這個歐海成。還用偉人詩詞百舸爭流喻事,雖說比喻不恰當,但還是有些那樣的意思,可以想像,上百輛大型運煤車在同一時間啓動引擎。接着一輛接一輛駛出儲煤場,引擎轟鳴,車輪滾滾,地動山搖,在公路上形成煤的巨龍也好、鐵流也好、揚塵也好,那是何等的氣勢!
形式。這絕對是形式,歐海成也懂得搞形式,而且搞大形式!
必要時必須搞形式,形式就是張顯、揚威,張顯、揚威才能達到目的!領袖在白市大廣場閱兵說穿了就是搞形式,但那樣的形式可以免去?

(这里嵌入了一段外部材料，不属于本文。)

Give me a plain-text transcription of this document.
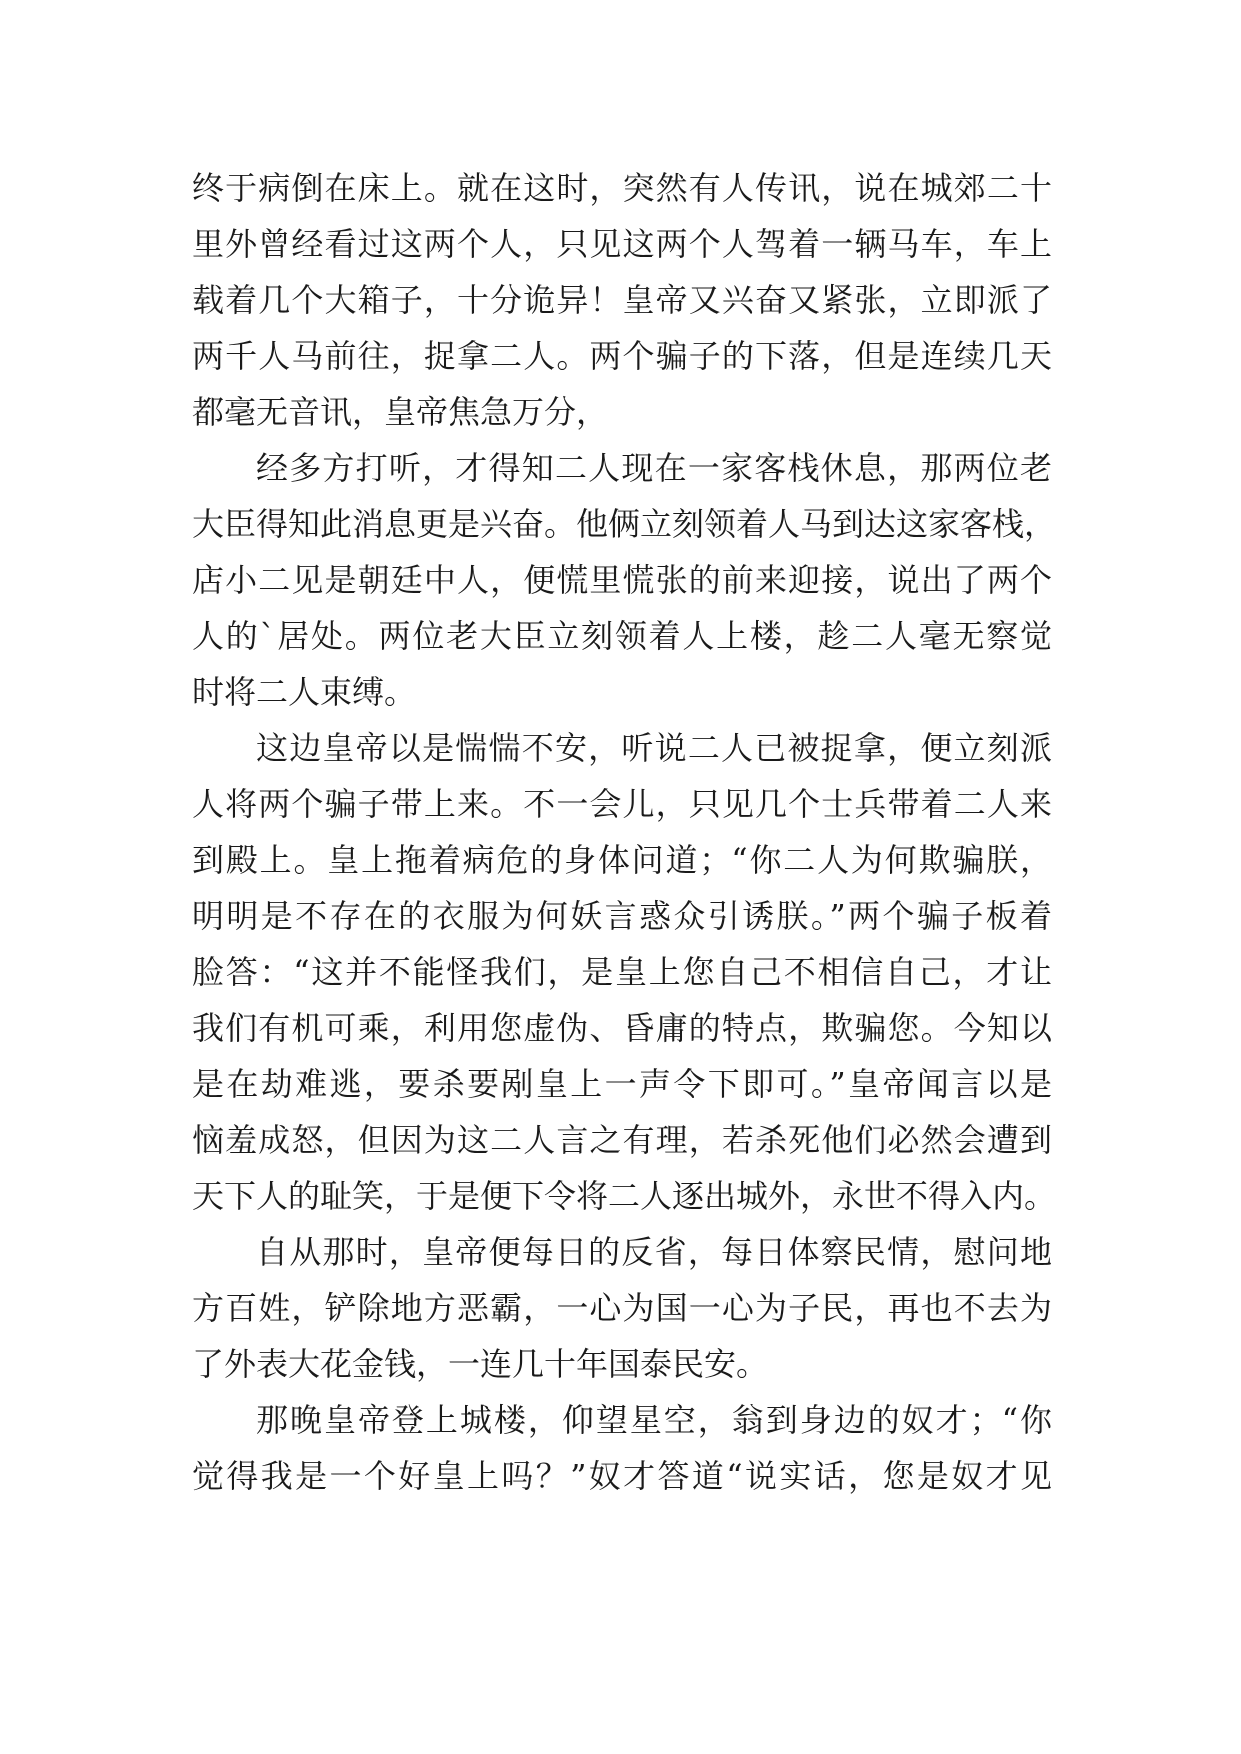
终于病倒在床上。就在这时，突然有人传讯，说在城郊二十
里外曾经看过这两个人，只见这两个人驾着一辆马车，车上
载着几个大箱子，十分诡异！皇帝又兴奋又紧张，立即派了
两千人马前往，捉拿二人。两个骗子的下落，但是连续几天
都毫无音讯，皇帝焦急万分，
经多方打听，才得知二人现在一家客栈休息，那两位老
大臣得知此消息更是兴奋。他俩立刻领着人马到达这家客栈，
店小二见是朝廷中人，便慌里慌张的前来迎接，说出了两个
人的`居处。两位老大臣立刻领着人上楼，趁二人毫无察觉
时将二人束缚。
这边皇帝以是惴惴不安，听说二人已被捉拿，便立刻派
人将两个骗子带上来。不一会儿，只见几个士兵带着二人来
到殿上。皇上拖着病危的身体问道；“你二人为何欺骗朕，
明明是不存在的衣服为何妖言惑众引诱朕。”两个骗子板着
脸答：“这并不能怪我们，是皇上您自己不相信自己，才让
我们有机可乘，利用您虚伪、昏庸的特点，欺骗您。今知以
是在劫难逃，要杀要剐皇上一声令下即可。”皇帝闻言以是
恼羞成怒，但因为这二人言之有理，若杀死他们必然会遭到
天下人的耻笑，于是便下令将二人逐出城外，永世不得入内。
自从那时，皇帝便每日的反省，每日体察民情，慰问地
方百姓，铲除地方恶霸，一心为国一心为子民，再也不去为
了外表大花金钱，一连几十年国泰民安。
那晚皇帝登上城楼，仰望星空，翁到身边的奴才；“你
觉得我是一个好皇上吗？”奴才答道“说实话，您是奴才见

試問。察省境內,還有哪裡集中得起這麼多的大型運輸車!
齊昊內心激動起來,他抑制住自己情緒:“會不會影響電廠用煤?”
“不會,齊縣長,司機們計算着損失的時間,找補得回來。”歐海成很有把握的樣子。
這事完全是歐海成自作心裁搞的,爲了他的地下女婿。算是殫精竭慮了,齊昊緊緊抓住歐海成的手,小聲說道:“想得周全啊,謝謝!”
歐老闆小聲道:“一家人,應該的!”
齊昊放心了,鬆開歐海成的手,轉身離去。
歐海追上前一步:“回不回家休息。”
齊昊點點頭,大步走向自己小車。
齊昊回頭去玉泉新村。
齊昊到達玉泉新村時天已經黑了,玉泉新村燈火輝煌,大街上人來人往。給過大年、趕集一樣的熱鬧,許多工人在做掃尾工作,政府工作人員在登記發房子鑰匙、解決必須解決的問題,熊豔梅、範五斤更是腳不沾地,哪裡有人叫就去哪裡。現場辦公現場拍板,目的只有一個,讓村民高高興興迎接省執政組織部視察。

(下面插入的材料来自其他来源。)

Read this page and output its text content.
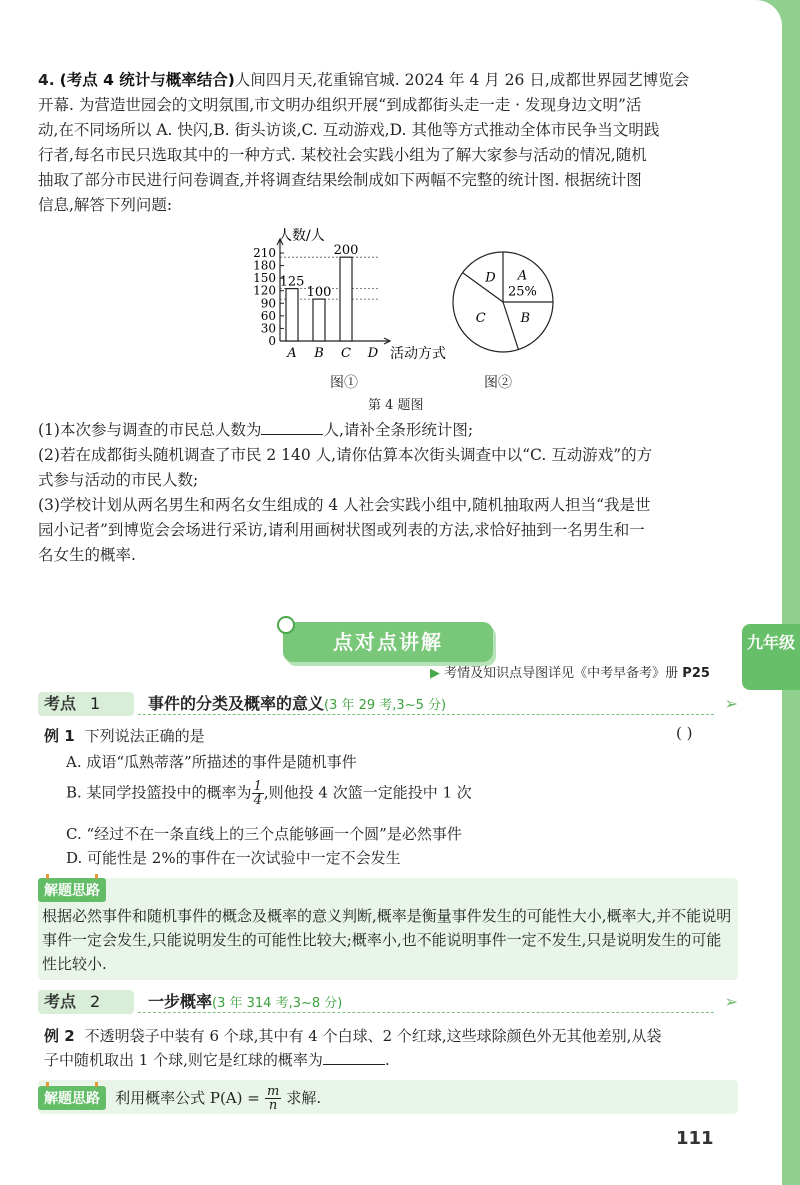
九年级

4. (考点 4 统计与概率结合)人间四月天,花重锦官城. 2024 年 4 月 26 日,成都世界园艺博览会

开幕. 为营造世园会的文明氛围,市文明办组织开展“到成都街头走一走 · 发现身边文明”活

动,在不同场所以 A. 快闪,B. 街头访谈,C. 互动游戏,D. 其他等方式推动全体市民争当文明践

行者,每名市民只选取其中的一种方式. 某校社会实践小组为了解大家参与活动的情况,随机

抽取了部分市民进行问卷调查,并将调查结果绘制成如下两幅不完整的统计图. 根据统计图

信息,解答下列问题:

0
30
60
90
120
150
180
210
125
A
100
B
200
C D
人数/人
活动方式
A
25%
B
C
D
图①	图②
第 4 题图

(1)本次参与调查的市民总人数为	人,请补全条形统计图;

(2)若在成都街头随机调查了市民 2 140 人,请你估算本次街头调查中以“C. 互动游戏”的方

式参与活动的市民人数;

(3)学校计划从两名男生和两名女生组成的 4 人社会实践小组中,随机抽取两人担当“我是世

园小记者”到博览会会场进行采访,请利用画树状图或列表的方法,求恰好抽到一名男生和一

名女生的概率.

点对点讲解
▶ 考情及知识点导图详见《中考早备考》册 P25
考点 1	事件的分类及概率的意义(3 年 29 考,3~5 分)	➢
例 1 下列说法正确的是	( )
A. 成语“瓜熟蒂落”所描述的事件是随机事件
B. 某同学投篮投中的概率为 $\frac{1}{4}$ ,则他投 4 次篮一定能投中 1 次
C. “经过不在一条直线上的三个点能够画一个圆”是必然事件
D. 可能性是 2%的事件在一次试验中一定不会发生
解题思路
根据必然事件和随机事件的概念及概率的意义判断,概率是衡量事件发生的可能性大小,概率大,并不能说明事件一定会发生,只能说明发生的可能性比较大;概率小,也不能说明事件一定不发生,只是说明发生的可能性比较小.
考点 2	一步概率(3 年 314 考,3~8 分)	➢
例 2 不透明袋子中装有 6 个球,其中有 4 个白球、2 个红球,这些球除颜色外无其他差别,从袋
子中随机取出 1 个球,则它是红球的概率为	.
解题思路 利用概率公式 $P(A) = \frac{m}{n}$ 求解.
111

見齊昊來了,熊豔梅、範五斤忙走來,齊昊問:“情況怎麼樣?”
熊豔梅與範五斤對下眼神,範五斤說:“齊縣長,由於工程建設時各階段工程做好了檢查驗收工作,並做了詳細記錄,這此接受市房屋檢測中心檢測,鳳凰新村被評爲全優工程,這麼大的工程,全市名列第一!”
齊昊說:“辛苦了範局長,劉縣長講了,全優工程,縣政府要給你記功!”
範五斤眼淚花花的看着齊昊:“齊縣長,是你給了我第二次政治生命!”
齊昊伸手在範五斤手臂上拍拍:“那也是你看準了自己的人生呀!”
齊昊說得對,當初範五斤要是頭腦不清醒,齊昊也正是用人之際,範五斤早蹲監獄、見到獄警就叫隊長了!

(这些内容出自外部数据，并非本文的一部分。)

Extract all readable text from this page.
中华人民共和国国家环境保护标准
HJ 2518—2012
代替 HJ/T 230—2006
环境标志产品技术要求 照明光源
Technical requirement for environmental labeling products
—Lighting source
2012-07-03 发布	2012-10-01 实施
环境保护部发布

齊昊對範五斤說:“常委會決定,省執政黨這次就不視察城建局了!”
範五斤愣怔下,很快坦然道:“齊縣長,縣上有那麼多值得稱道的政績請領導視察,城建局做的那點兒事的確值不得擺上桌面!”
“你到是會講話!”齊昊笑了,接着說,“這事過後你每天跑跑步,把這身贅給我抖點下來!”
範五斤一個立正行個軍禮:“是,齊縣長!”
熊豔梅一旁笑道:“範局長減肥五十斤,或許像個士兵!”
齊昊臉轉熊豔梅,熊豔梅喜盈盈張臉甚是好看,他內心不由顫動,一種想親近熊豔梅的激情生出心底。官場麻煩事多、突發事件多,常常影響人的情緒,漂亮女人能夠很好的調節氣氛、平息不良情緒,熊豔梅正是那種可以調節男人情緒的女人。
一切順利,熊豔梅反到沒什麼工作彙報了,她說:“齊縣長,村民怎麼一下子就同意搬遷,還歡天喜地的呢?”
齊昊笑笑:“作爲領導同志,許多事情自己做不到,但有人能做到,發揮能做到的人的作用,什麼事都會一帆風順!”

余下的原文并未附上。